Wheel of Law_Lhasa_Tibet

Hasselblad 503CWi camera and Hasselblad 150mm Sonnar f4 lens with Kodak Portra 160VC Professional film

The Wheel of Law represents the teachings of the Buddha and the endless cycle of death and rebirth known as Samsara. The hub represents moral discipline, which stabilizes the mind; the spokes wisdom to dispel ignorance; and the rim training in concentration to hold everything together. The wheel’s eight spokes are also a symbol of the Noble Eightfold Path from the Buddha’s teachings while the motion of the wheel is a metaphor for the rapid spiritual change possible by adherence to these teachings. The Wheel of Law is often a central element in a Mandala, which is a geometric representation of the Buddhist universe.

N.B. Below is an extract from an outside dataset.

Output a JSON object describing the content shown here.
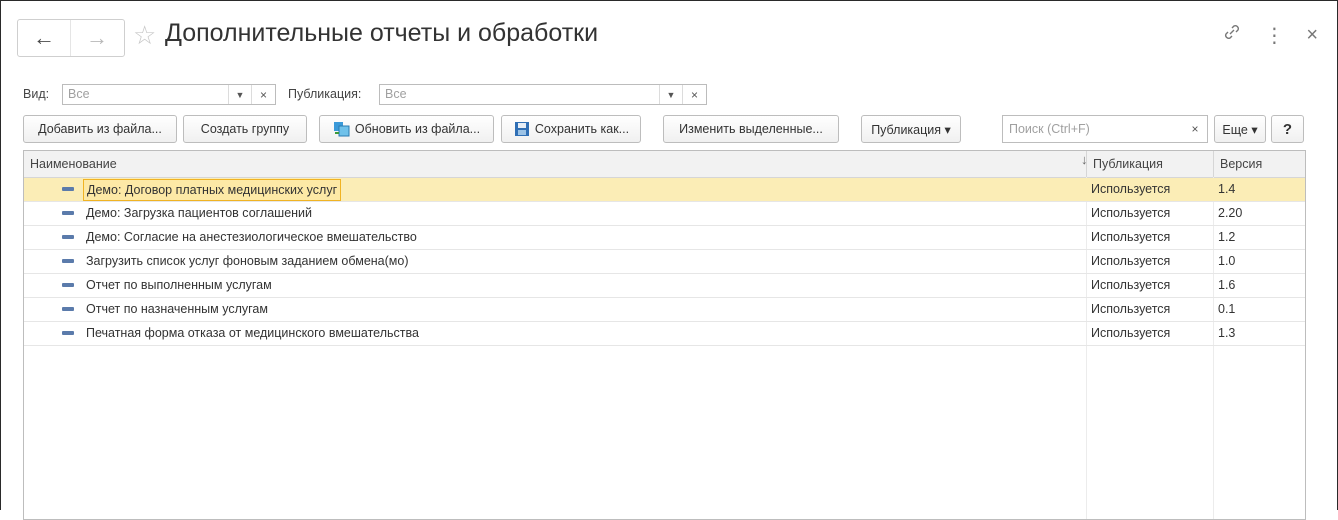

The wheel or chakra is a significant symbol in Buddhism. The Buddha’s teaching are referred to as the Dharma, so the term Dharmachakra, which literally translates as the wheel of law or transformation, symbolizes both the Buddha and his teachings. When flanked by two deer, as is commonly the case in Tibetan Buddhism, the wheel symbolizes the Buddha’s first sermon at the deer park in Benares, known today as Varanasi, in present day India.

Today’s image features the Wheel of Law photographed on the rooftop of the Potala Palace in Lhasa, Tibet. The image was made with a Hasselblad camera on medium format color negative film. After scanning the image was processed in Adobe Lightroom and Adobe Photoshop CS4.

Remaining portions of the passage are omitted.